The game space is not only the canvas upon which a player acts, but a set of constraints or rules which limit what a player may accomplish within its design. Speedrunning is distinct from cheating, in the sense that the speedrunner is not trying to subvert the game’s rules or introduce new supersessionary rules to the game. Success in a speedrun is not determined by achieving victory on the game’s terms, but by how the player prefers some state space in the game. For example: The speedrunner may choose to romance all romanceable NPCs (non-player characters) within their run, rather than beating the game. The player is working within the parameters of the code, but with aspects of it that were never explicitly or intentionally understood in its very conception. They find a sense of positive freedom in choosing how they position themselves against the structures of the game.
The speedrunner runs orthogonal to the game’s design, analogous to how an artist may find themselves positioned against the constraints of their medium, the milieu of the artworld, or society more broadly. While the full extent of these structures may not be known, they are not unknowable, and it is in allowing oneself to be trapped in the play of the game that the artist expresses a cunning intelligence.
Baudrillard famously made the statement that Disneyland existed only to convince us that everything else that surrounded it was real. While his point was that the America which surrounded Disneyland was no less of a fabrication, in the post-digital age, where it seems any reality dreamed of may be manufactured and circulated as readily as any other, would it not be the very material production of the representational order that is closest to the real? The artists in this exhibition all engage in the discursive structure of this hyperreal state, manipulating its rules of engagement as they find them through their own distinctive media and methodology:
Isabelle Frances McGuire works with animatronics, a hybrid form of art and engineering, or “Imagineering”, that Disney pioneered to craft a seamless vision for its theme park experiences. The world of the Imagineer, like the world of a game, exists for the viewer, who is the central premise of a world designed to wrap them in its illusion. McGuire gleefully inverts the techniques of the Imagineer, baring the bones of its construction and making present the Frankenstein amalgamation of cultural and technical detritus from which their magic is drawn.
Ryan Nault captures digital images of his engagement with the playgrounds of the ultrawealthy on his phone, re-interpreting them into his own oblique and dreamlike allegories. Presented in a uniform format, constrained to mimic the aspects of a screen, his transformation of the smuggled image to panel provides a new means of taking ownership over a world that is not explicitly for him, but that the role of the artist provides a unique portal into.

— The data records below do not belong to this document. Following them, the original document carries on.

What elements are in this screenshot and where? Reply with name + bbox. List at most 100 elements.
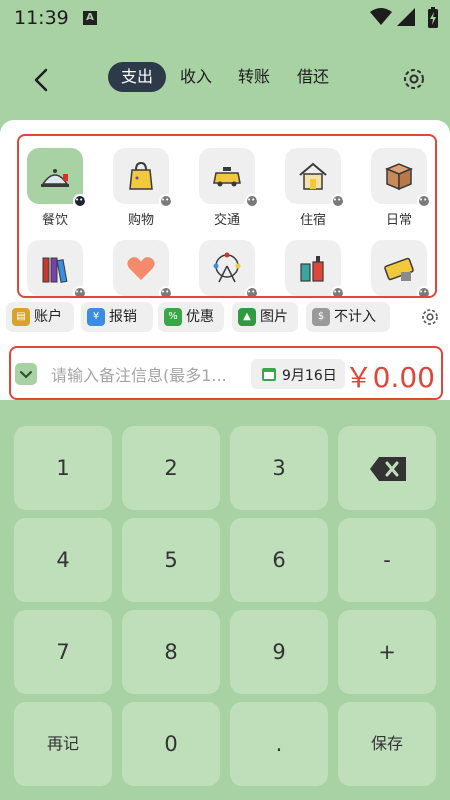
note-amount-bar: 9月16日 ￥0.00 (9, 346, 443, 400)
more-options-icon: ••• (331, 286, 345, 296)
box-icon (385, 163, 413, 191)
key-plus[interactable]: + (338, 610, 436, 694)
more-options-icon: ••• (245, 286, 259, 296)
key-backspace[interactable] (338, 426, 436, 510)
tab-income[interactable]: 收入 (172, 62, 220, 92)
status-time: 11:39 (14, 7, 69, 29)
house-icon (299, 162, 327, 190)
chip-label: 不计入 (334, 309, 376, 325)
category-daily[interactable]: ••• 日常 (369, 148, 431, 228)
date-label: 9月16日 (282, 368, 337, 384)
reimburse-chip[interactable]: ¥ 报销 (81, 302, 153, 332)
category-label: 住宿 (299, 213, 326, 228)
category-tile: ••• (199, 148, 259, 208)
key-7[interactable]: 7 (14, 610, 112, 694)
more-options-icon: ••• (331, 194, 345, 208)
record-again-button[interactable]: 再记 (14, 702, 112, 786)
signal-icon (397, 8, 415, 26)
note-input[interactable] (51, 362, 247, 388)
dining-icon (41, 169, 69, 187)
account-icon: ▤ (12, 308, 30, 326)
image-icon: ▲ (238, 308, 256, 326)
category-label: 购物 (127, 213, 154, 228)
category-lodging[interactable]: ••• 住宿 (283, 148, 345, 228)
category-grid: ••• 餐饮 ••• 购物 ••• 交通 ••• 住宿 ••• 日常 ••• •… (17, 134, 437, 298)
category-heart[interactable]: ••• (111, 240, 173, 296)
heart-icon (127, 257, 155, 280)
ferris-wheel-icon (213, 252, 241, 283)
category-transport[interactable]: ••• 交通 (197, 148, 259, 228)
discount-chip[interactable]: % 优惠 (158, 302, 224, 332)
more-options-icon: ••• (73, 194, 87, 208)
books-icon (42, 257, 68, 283)
key-9[interactable]: 9 (230, 610, 328, 694)
tab-borrow-repay[interactable]: 借还 (289, 62, 337, 92)
numeric-keypad: 1 2 3 4 5 6 - 7 8 9 + 再记 0 . 保存 (0, 410, 450, 800)
category-tile: ••• (285, 240, 345, 296)
more-options-icon: ••• (417, 286, 431, 296)
category-label: 交通 (213, 213, 240, 228)
account-chip[interactable]: ▤ 账户 (6, 302, 74, 332)
category-tile: ••• (113, 148, 173, 208)
chip-label: 图片 (260, 309, 288, 325)
wifi-icon (370, 8, 392, 25)
category-label: 餐饮 (41, 213, 68, 228)
key-minus[interactable]: - (338, 518, 436, 602)
collapse-chevron-button[interactable] (15, 363, 37, 385)
category-tile: ••• (199, 240, 259, 296)
category-tile: ••• (27, 148, 87, 208)
more-options-icon: ••• (245, 194, 259, 208)
category-tile: ••• (371, 240, 431, 296)
settings-gear-icon[interactable] (401, 66, 427, 92)
key-1[interactable]: 1 (14, 426, 112, 510)
key-8[interactable]: 8 (122, 610, 220, 694)
more-options-icon: ••• (159, 286, 173, 296)
backspace-icon (370, 457, 406, 481)
key-3[interactable]: 3 (230, 426, 328, 510)
cosmetics-icon (300, 256, 324, 282)
chip-label: 账户 (34, 309, 62, 325)
battery-icon (428, 7, 438, 28)
reimburse-icon: ¥ (87, 308, 105, 326)
back-arrow-icon[interactable] (28, 66, 56, 94)
ticket-icon (384, 257, 414, 281)
category-tile: ••• (285, 148, 345, 208)
chip-label: 优惠 (186, 309, 214, 325)
chip-settings-gear-icon[interactable] (420, 307, 440, 327)
category-tickets[interactable]: ••• (369, 240, 431, 296)
exclude-icon: $ (312, 308, 330, 326)
exclude-chip[interactable]: $ 不计入 (306, 302, 390, 332)
chevron-down-icon (20, 371, 32, 379)
category-label: 日常 (385, 213, 412, 228)
amount-display: ￥0.00 (344, 361, 435, 394)
calendar-icon (262, 368, 276, 381)
key-4[interactable]: 4 (14, 518, 112, 602)
key-dot[interactable]: . (230, 702, 328, 786)
key-0[interactable]: 0 (122, 702, 220, 786)
chip-label: 报销 (109, 309, 137, 325)
category-tile: ••• (371, 148, 431, 208)
category-tile: ••• (113, 240, 173, 296)
category-dining[interactable]: ••• 餐饮 (25, 148, 87, 228)
category-shopping[interactable]: ••• 购物 (111, 148, 173, 228)
notification-a-icon: A (83, 11, 97, 25)
discount-icon: % (164, 308, 182, 326)
option-chips-row: ▤ 账户 ¥ 报销 % 优惠 ▲ 图片 $ 不计入 (0, 302, 450, 336)
taxi-icon (213, 167, 241, 187)
category-tile: ••• (27, 240, 87, 296)
key-2[interactable]: 2 (122, 426, 220, 510)
tab-expense[interactable]: 支出 (108, 62, 166, 92)
category-cosmetics[interactable]: ••• (283, 240, 345, 296)
more-options-icon: ••• (73, 286, 87, 296)
more-options-icon: ••• (417, 194, 431, 208)
category-entertainment[interactable]: ••• (197, 240, 259, 296)
key-5[interactable]: 5 (122, 518, 220, 602)
key-6[interactable]: 6 (230, 518, 328, 602)
status-bar: 11:39 A (0, 0, 450, 36)
date-picker-chip[interactable]: 9月16日 (251, 359, 345, 389)
tab-transfer[interactable]: 转账 (230, 62, 278, 92)
more-options-icon: ••• (159, 194, 173, 208)
save-button[interactable]: 保存 (338, 702, 436, 786)
image-chip[interactable]: ▲ 图片 (232, 302, 298, 332)
category-books[interactable]: ••• (25, 240, 87, 296)
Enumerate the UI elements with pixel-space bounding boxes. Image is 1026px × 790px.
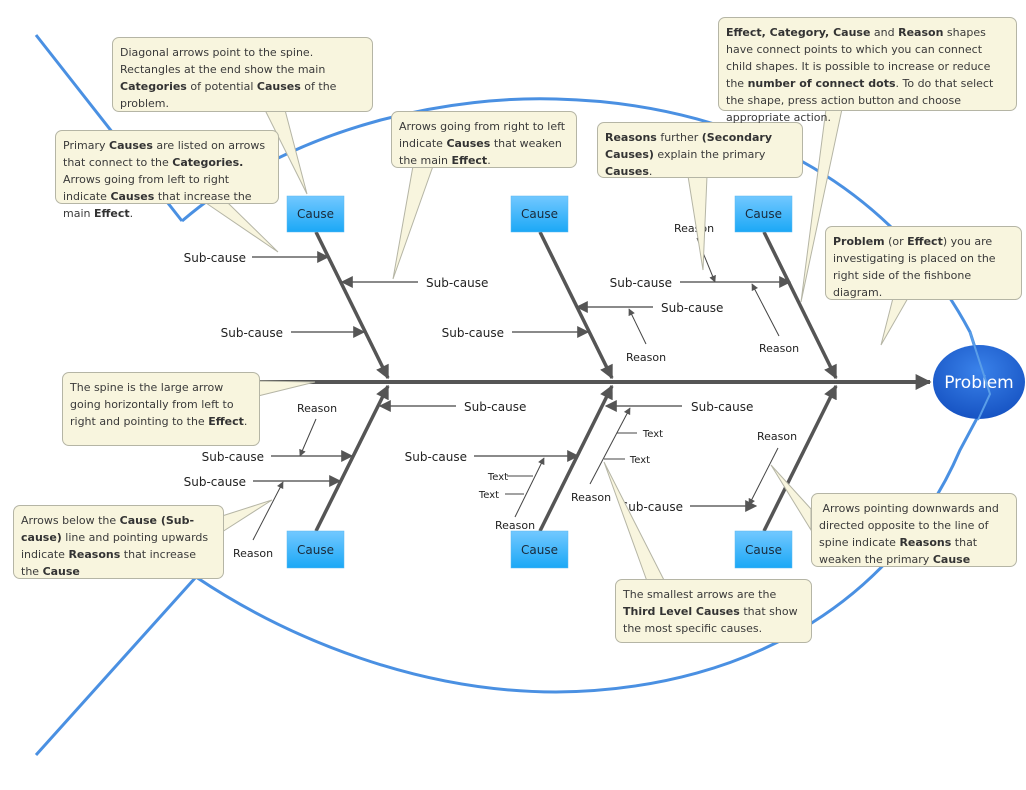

Liz Vitlin works from a digital archive retrieved from her childhood computer, investigating the world of her lost self. As the child of Russian immigrants, coming of age at the “end of history” and the explosion of a new suite of digital tools, Vitlin not only reconstructs her personal history, but upscales and digitally enhances it. Vitlin deploys the special effects of a future that her younger self and a collapsing empire could not have envisioned, generating documents of the past in the present.
Ellis and Parker Von Sternberg engage the gallery as a game space in its own right – a place where its conventions might be perverted and made to demonstrate the social constructions underlying its architecture. Among other works, they introduce a series of transgressive, but nonetheless ambiguous found images whose establishment as works of art is only generated through the labor and creative choices of the framer solicited to make the works presentable for the gallery.